Je suis mal à l’aise d’utiliser le mot. Suis-je non australien ?

J’ai récemment reçu un appel d’un étranger, quelqu’un à qui je n’avais parlé qu’une seule fois brièvement, et j’ai été surpris lorsqu’il m’a appelé « mon pote » environ cinq fois.

Pour moi, c’était comme s’il disait « bonjour l’ami », alors que nous n’étions pas amis.

Peut-être que la réticence est une réserve émotionnelle génétique de mes ancêtres anglais. (Il est vrai que cet appel n’était pas aussi inconfortable que la fois où une personne interrogée que je n’avais jamais rencontrée s’est précipitée et m’a serrée dans ses bras comme une sœur perdue depuis longtemps – elle voulait bien dire, j’en suis sûr.)

J’avais l’habitude de voir un personnage paramédical dans un drame médical télévisé utiliser « mate » sur des patients qu’il conduisait à l’hôpital et cela m’a agacé.
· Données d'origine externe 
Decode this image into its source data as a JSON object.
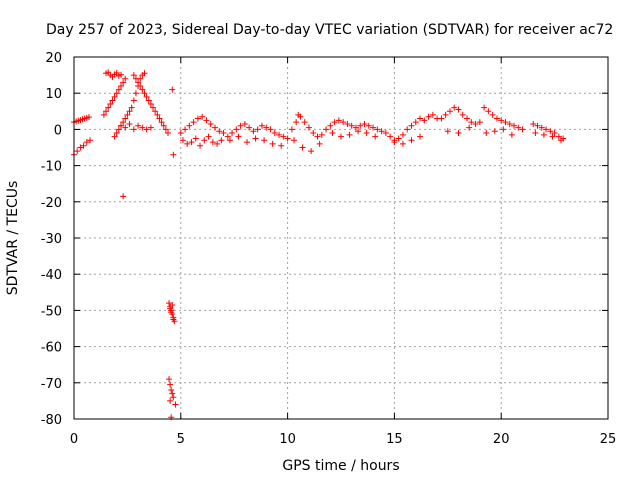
{
  "chart_data": {
    "type": "scatter",
    "title": "Day 257 of 2023, Sidereal Day-to-day VTEC variation (SDTVAR) for receiver ac72",
    "xlabel": "GPS time / hours",
    "ylabel": "SDTVAR / TECUs",
    "xlim": [
      0,
      25
    ],
    "ylim": [
      -80,
      20
    ],
    "xticks": [
      0,
      5,
      10,
      15,
      20,
      25
    ],
    "xtick_labels": [
      "0",
      "5",
      "10",
      "15",
      "20",
      "25"
    ],
    "yticks": [
      20,
      10,
      0,
      -10,
      -20,
      -30,
      -40,
      -50,
      -60,
      -70,
      -80
    ],
    "ytick_labels": [
      "20",
      "10",
      "0",
      "-10",
      "-20",
      "-30",
      "-40",
      "-50",
      "-60",
      "-70",
      "-80"
    ],
    "grid": true,
    "marker": "+",
    "color": "#ff0000",
    "series": [
      {
        "name": "SDTVAR",
        "x": [
          0.0,
          0.1,
          0.2,
          0.3,
          0.4,
          0.5,
          0.6,
          0.7,
          0.0,
          0.15,
          0.3,
          0.45,
          0.6,
          0.75,
          1.4,
          1.5,
          1.6,
          1.7,
          1.8,
          1.9,
          2.0,
          2.1,
          2.2,
          2.3,
          2.4,
          1.5,
          1.6,
          1.7,
          1.8,
          1.9,
          2.0,
          2.1,
          2.2,
          1.9,
          2.0,
          2.1,
          2.2,
          2.3,
          2.4,
          2.5,
          2.6,
          2.7,
          2.8,
          2.9,
          3.0,
          3.1,
          3.2,
          3.3,
          2.8,
          2.9,
          3.0,
          3.1,
          3.2,
          3.3,
          3.4,
          3.5,
          3.6,
          3.7,
          3.8,
          3.9,
          4.0,
          4.1,
          4.2,
          4.3,
          4.4,
          2.2,
          2.4,
          2.6,
          2.8,
          3.0,
          3.2,
          3.4,
          3.6,
          2.3,
          4.65,
          4.6,
          4.45,
          4.5,
          4.55,
          4.6,
          4.65,
          4.7,
          4.5,
          4.55,
          4.6,
          4.65,
          4.45,
          4.5,
          4.55,
          4.6,
          4.65,
          4.75,
          4.5,
          4.55,
          5.0,
          5.2,
          5.4,
          5.6,
          5.8,
          6.0,
          6.2,
          6.4,
          6.6,
          6.8,
          7.0,
          5.1,
          5.3,
          5.5,
          5.7,
          5.9,
          6.1,
          6.3,
          6.5,
          6.7,
          6.9,
          7.2,
          7.4,
          7.6,
          7.8,
          8.0,
          8.2,
          8.4,
          8.6,
          8.8,
          9.0,
          9.2,
          9.4,
          9.6,
          9.8,
          10.0,
          7.3,
          7.7,
          8.1,
          8.5,
          8.9,
          9.3,
          9.7,
          10.2,
          10.4,
          10.5,
          10.6,
          10.8,
          11.0,
          11.2,
          11.4,
          11.6,
          11.8,
          10.3,
          10.7,
          11.1,
          11.5,
          12.0,
          12.2,
          12.4,
          12.6,
          12.8,
          13.0,
          13.2,
          13.4,
          13.6,
          13.8,
          14.0,
          14.2,
          14.4,
          12.1,
          12.5,
          12.9,
          13.3,
          13.7,
          14.1,
          14.6,
          14.8,
          15.0,
          15.2,
          15.4,
          15.6,
          15.8,
          16.0,
          16.2,
          16.4,
          16.6,
          16.8,
          17.0,
          15.0,
          15.4,
          15.8,
          16.2,
          17.2,
          17.4,
          17.6,
          17.8,
          18.0,
          18.2,
          18.4,
          18.6,
          18.8,
          19.0,
          17.5,
          18.0,
          18.5,
          19.2,
          19.4,
          19.6,
          19.8,
          20.0,
          20.2,
          20.4,
          20.6,
          20.8,
          21.0,
          19.3,
          19.7,
          20.1,
          20.5,
          21.5,
          21.7,
          21.9,
          22.1,
          22.3,
          22.5,
          22.7,
          22.9,
          21.6,
          22.0,
          22.4,
          22.8
        ],
        "y": [
          2.0,
          2.2,
          2.4,
          2.6,
          2.8,
          3.0,
          3.2,
          3.4,
          -7.0,
          -6.0,
          -5.0,
          -4.5,
          -3.5,
          -3.0,
          4.0,
          5.0,
          6.0,
          7.0,
          8.0,
          9.0,
          10.0,
          11.0,
          12.0,
          13.0,
          14.0,
          15.5,
          15.8,
          15.0,
          14.5,
          15.2,
          15.6,
          14.8,
          15.1,
          -2.0,
          -1.0,
          0.0,
          1.0,
          2.0,
          3.0,
          4.0,
          5.0,
          6.0,
          8.0,
          10.0,
          12.0,
          14.0,
          15.0,
          15.5,
          15.0,
          14.0,
          13.0,
          12.0,
          11.0,
          10.0,
          9.0,
          8.0,
          7.0,
          6.0,
          5.0,
          4.0,
          3.0,
          2.0,
          1.0,
          0.0,
          -1.0,
          1.0,
          0.5,
          1.5,
          0.0,
          1.0,
          0.5,
          0.0,
          0.5,
          -18.5,
          -7.0,
          11.0,
          -48.0,
          -49.0,
          -50.0,
          -51.0,
          -52.0,
          -53.0,
          -49.5,
          -50.5,
          -48.5,
          -52.5,
          -69.0,
          -70.5,
          -72.0,
          -73.0,
          -74.0,
          -76.0,
          -75.0,
          -79.5,
          -1.0,
          0.0,
          1.0,
          2.0,
          3.0,
          3.5,
          2.5,
          1.5,
          0.5,
          -0.5,
          -1.0,
          -3.0,
          -4.0,
          -3.5,
          -2.5,
          -4.5,
          -3.0,
          -2.0,
          -3.5,
          -4.0,
          -3.0,
          -2.0,
          -1.0,
          0.0,
          1.0,
          1.5,
          0.5,
          -0.5,
          0.0,
          1.0,
          0.5,
          0.0,
          -1.0,
          -1.5,
          -2.0,
          -2.5,
          -3.0,
          -2.0,
          -3.5,
          -2.5,
          -3.0,
          -4.0,
          -4.5,
          0.0,
          2.0,
          4.0,
          3.5,
          2.0,
          0.5,
          -1.0,
          -2.0,
          -1.5,
          0.0,
          -3.0,
          -5.0,
          -6.0,
          -4.0,
          1.0,
          2.0,
          2.5,
          2.0,
          1.5,
          1.0,
          0.5,
          1.0,
          1.5,
          1.0,
          0.5,
          0.0,
          -0.5,
          -1.0,
          -2.0,
          -1.5,
          -0.5,
          -1.0,
          -2.0,
          -1.0,
          -2.0,
          -3.0,
          -2.5,
          -1.5,
          0.0,
          1.0,
          2.0,
          3.0,
          2.5,
          3.5,
          4.0,
          3.0,
          -3.5,
          -4.0,
          -3.0,
          -2.0,
          3.0,
          4.0,
          5.0,
          6.0,
          5.5,
          4.0,
          3.0,
          2.0,
          1.5,
          2.0,
          -0.5,
          -1.0,
          0.5,
          6.0,
          5.0,
          4.0,
          3.0,
          2.5,
          2.0,
          1.5,
          1.0,
          0.5,
          0.0,
          -1.0,
          -0.5,
          0.0,
          -1.5,
          1.5,
          1.0,
          0.5,
          0.0,
          -0.5,
          -1.0,
          -2.0,
          -2.5,
          -1.0,
          -1.5,
          -2.0,
          -3.0
        ]
      }
    ]
  }
}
Je disais à la télé « ce patient n’est pas ton pote! »

De plus, « compagnon » était un terme que vous entendiez plus souvent dans les documentaires sur la nature.

Et oui, des termes comme « mate » sont un peu ringards pour moi, bien que je connaisse des femmes bonza – très terre-à-terre – qui s’en sortent avec aplomb.

Des termes comme « mate » sont un peu ringards pour moi.Crédit:PA

Mais même si vous êtes dans le camp du « compagnon, j’adore utiliser le compagnon », les règles sur le moment d’utiliser le terme se sont étirées. Il peut être utilisé autant comme une menace que comme un terme d’affection.

Ces jours-ci, vous êtes tout aussi susceptible de l’entendre entre étrangers dans une violente confrontation de rage au volant qu’entre voisins ayant un chinwag (bien que je n’utiliserais jamais chinwag dans le discours de tous les jours – quel mot ringard).

Pourtant, nous sommes une nation divisée – entre ceux qui participent et ceux qui ne participent pas. Je me demande quel pourcentage de la population n’utilise jamais « mate ». Je pense que la moitié des gens que je connais l’utilisent, et l’autre moitié non. Mais vis et laisse vivre, dis-je.

Lorsqu’il n’est pas prononcé par un motard en colère brandissant une arme, « mate » peut être chaleureux et désarmant, brisant les barrières formelles. C’est pratique comme forme d’adresse lorsque vous avez oublié le nom de quelqu’un. Et un peu comme « comme » ou « ouais, non », cela peut être un mot de « remplissage » de ripper.

Maaaate, il pourrait encore y avoir de l’espoir pour moi. J’avais l’habitude de trouver « darl » ou « hun » terriblement faux et twee, mais je suis en train de me reconvertir. Je peux voir à quel point il peut être amusant et attachant de lancer un « merci mon amour » à la personne.

Je grignote, timidement, avec mes ockerismes. J’ai commencé à utiliser « G’day mate » ou « Merry Christmas darl » pour sélectionner les gens, comme une blague privée.

C’est une façon de dire « c’est comme ça qu’on a l’âge, qu’on parle comme des vieux bogans » ou « tu m’es tellement familier et aimé que tu comprendras que je plaisante ».

Quand j’atteins ce niveau de connaissance avec quelqu’un, je sais qu’il est vraiment un bon ami. Ou un pote, comme tous les Strayans plus dingues que moi ont tendance à le dire.